Task force chair Dr. Vanila Singh, a pain specialist at Stanford University, also has pharmaceutical ties: Last year, she spoke at conferences for AAPM and the American Academy of Integrative Pain Management, a recently shuttered organization that also received millions from opioid makers. Mother Jones found that Singh’s husband, a radiologist in California, received nearly $67,000 from former opioid maker Covidien in 2014. (Covidien sold a number of medical products; an HHS spokesperson declined to specify if the fee was opioid-related.) According to her 2017 financial disclosure form, Singh owned between $15,000 and $50,000 worth of stock in Johnson and Johnson, as well as stock in Philip Morris International.  

An HHS spokesperson said that Singh has since sold the stocks, and neither her participation in the conferences nor her husband’s association with Covidien created a conflict of interest. “We don’t agree that the committee is skewed in one direction,” the spokesperson said, adding that its members “represent an extremely diverse group of stakeholders and interests.” Since the task force is a federal advisory committee, some task force members are expected to expected to represent the interests of private stakeholders, the spokesperson said. “They are not government employees, so are not covered by the federal ethics laws.”

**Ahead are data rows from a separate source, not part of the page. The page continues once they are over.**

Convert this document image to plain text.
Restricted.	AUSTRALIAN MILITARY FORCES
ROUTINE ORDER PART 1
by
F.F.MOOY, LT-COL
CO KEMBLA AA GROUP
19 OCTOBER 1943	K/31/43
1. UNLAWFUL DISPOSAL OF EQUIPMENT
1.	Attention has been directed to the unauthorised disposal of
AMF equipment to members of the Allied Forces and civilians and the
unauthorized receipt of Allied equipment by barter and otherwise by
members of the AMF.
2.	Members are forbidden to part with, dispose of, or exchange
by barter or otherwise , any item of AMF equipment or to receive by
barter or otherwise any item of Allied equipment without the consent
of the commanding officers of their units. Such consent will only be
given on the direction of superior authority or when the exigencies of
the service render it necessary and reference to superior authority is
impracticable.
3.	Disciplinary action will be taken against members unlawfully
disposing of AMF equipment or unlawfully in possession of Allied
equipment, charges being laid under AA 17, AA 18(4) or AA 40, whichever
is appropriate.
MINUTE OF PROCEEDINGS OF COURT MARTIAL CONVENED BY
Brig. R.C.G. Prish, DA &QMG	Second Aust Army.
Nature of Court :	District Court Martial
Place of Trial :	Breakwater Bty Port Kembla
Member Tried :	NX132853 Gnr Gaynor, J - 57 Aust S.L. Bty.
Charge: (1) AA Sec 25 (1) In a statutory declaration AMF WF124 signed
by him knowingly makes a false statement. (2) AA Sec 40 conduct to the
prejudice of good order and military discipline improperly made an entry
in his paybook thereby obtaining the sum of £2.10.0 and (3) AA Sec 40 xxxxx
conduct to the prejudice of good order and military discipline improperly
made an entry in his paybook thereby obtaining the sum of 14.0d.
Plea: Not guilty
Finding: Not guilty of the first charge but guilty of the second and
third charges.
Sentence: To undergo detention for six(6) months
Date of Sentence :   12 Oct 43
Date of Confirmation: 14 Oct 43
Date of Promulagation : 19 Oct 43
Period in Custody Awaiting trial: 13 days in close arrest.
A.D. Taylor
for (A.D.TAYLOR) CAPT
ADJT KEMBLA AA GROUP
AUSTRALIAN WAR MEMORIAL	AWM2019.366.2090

Assuming the task force releases recommendations similar to its current draft, physicians will soon face two conflicting federal guidelines: The CDC discourages opioid use and suggests baseline dosages if need be, while the pain task force encourages clinicians to rely on personal judgement. University of Southern California health policy professor Jason Doctor worries that the latter endorses an attitude that helped contribute to the epidemic to begin with. “We need to look to see what’s helpful and what’s harmful, and generally follow rules around that with some rare exceptions—not send clinicians out to make their own judgements,” he said. “Because that’s what we’ve been doing, and it hasn’t been working.”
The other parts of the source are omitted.